Pawson grew up in Halifax amid the Yorkshire moors, so designing for country living was nothing new for him. However, designing for an ever-changing client was. “It is very different making a house where there is only a notional client—in the sense of client as end user,” Pawson said of the experience. “This is particularly the case where there is an ambition for an individual who is staying for just a few days at a stretch to feel authentically at home. There is not time to ‘learn’ how to be in the architecture. A lot of the dialogue you would normally hold with the client happens inside your head. By the end of the process I had learnt a lot.”

Upon visiting the site for the first time, Pawson described his adoration for the setting’s contrast between the “intimacy of the folds and clefts of the site and the broad drama of the outlook, as well as the sight lines back to the house from various vantage points within the valley and from the hills.” The house sits upon a hill, meaning southeasterly vistas of rolling hills filled with sheep—lots of sheep—is the only view worth experiencing and the house more than facilitates this. This orientation works in dwelling’s favor too, allowing it to be heated up during the day by generous glazing on this outward-facing portion of the facade. Pawson added, “I knew I wanted to make a house that was deeply comfortable to be in–emotionally as well as physically–but without isolating or insulating its inhabitants from everything that is special about being in so elemental a place.”

John Pawson Living Architecture House
The house’s “Contemplation Chamber” offers a genuine sense of seclusion. Pawson, who visits the house on occasion, said he finds himself gravitating to this space whenever he’s there. © Gilbert McCarragher

In addition to the thematic bedrooms, the Life House offers further areas for contemplation, as per the request of Pawson. The inside of one, referred to as the “Contemplation Chamber,” is lined with the same black brick on the building’s facade and is found at the end of a slightly more luminous corridor. Buried into the hillside, the room’s skylight can be opened to allow the sound of wind, birds, and grazing sheep to fill the room. This chamber-cum-impluvium is lit only by the sun during the day and, by night, soft shadow gap lighting and the stars. On the floor between two slender brick beds, an engraved quote from Pascal can be found: “All men’s miseries derive from not being able to sit in a quiet room alone.”

Along the adjoining corridor, which uses the more familiar and cozy lighter brick, is an external contemplation space. It comes equipped with the same brick beds—which feel more like seats in this setting—and is adorned by another quote, this time from Thoreau: “I went to the woods because I wished to live deliberately, to front only the essential facts of life, and see if I could not learn what it had to teach, and not, when I came to die, discover that I had not lived.”

John Pawson Living Architecture House
© Gilbert McCarragher

The addition of these contemplation spaces gives the house character, albeit one with a hushed voice, but a voice nonetheless.

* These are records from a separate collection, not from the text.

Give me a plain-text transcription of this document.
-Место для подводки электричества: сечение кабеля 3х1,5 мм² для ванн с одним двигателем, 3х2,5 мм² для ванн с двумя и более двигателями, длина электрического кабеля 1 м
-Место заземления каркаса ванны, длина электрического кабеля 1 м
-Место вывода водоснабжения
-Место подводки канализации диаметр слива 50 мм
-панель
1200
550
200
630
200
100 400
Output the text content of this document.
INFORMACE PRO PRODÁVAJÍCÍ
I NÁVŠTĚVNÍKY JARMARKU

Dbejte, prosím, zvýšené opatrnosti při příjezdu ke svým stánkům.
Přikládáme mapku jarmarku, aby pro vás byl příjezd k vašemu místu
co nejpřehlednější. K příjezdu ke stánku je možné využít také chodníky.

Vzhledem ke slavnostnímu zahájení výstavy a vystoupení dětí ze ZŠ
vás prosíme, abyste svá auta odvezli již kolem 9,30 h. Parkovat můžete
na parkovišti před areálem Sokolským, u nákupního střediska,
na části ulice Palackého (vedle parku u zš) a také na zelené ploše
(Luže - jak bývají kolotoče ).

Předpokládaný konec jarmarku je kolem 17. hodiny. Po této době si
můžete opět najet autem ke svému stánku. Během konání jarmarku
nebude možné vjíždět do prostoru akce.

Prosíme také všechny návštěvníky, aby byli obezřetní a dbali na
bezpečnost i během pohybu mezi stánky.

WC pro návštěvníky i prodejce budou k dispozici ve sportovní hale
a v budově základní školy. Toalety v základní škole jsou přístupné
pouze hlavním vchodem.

As Pawson described his early conversations with de Botton, it became apparent that the house’s ironically demanding program of contemplation could have been more emphatic had it not been for Pawson’s muted approach. “Alain wanted the architecture to be something people stayed conscious of and were even unsettled by,” Pawson recalled. “He talked about making a ‘bossy’ house that would push people to behave in particular ways. As an architect it’s good to have one’s instinctive preferences challenged from time to time, particularly by someone whose opinions you value so highly.”

This monastic ethos, though, isn’t something Living Architecture strictly adheres to, as can be seen with the more flamboyant A Room for London and the particularly well-lauded A House for Essex designed by Charles Holland and Grayson Perry. Next in line for Living Architecture, however, is another minimalist recluse from modern life. Titled “A Secular Retreat,” the dwelling has been designed by Swiss architect Peter Zumthor and will be available to rent from 2018.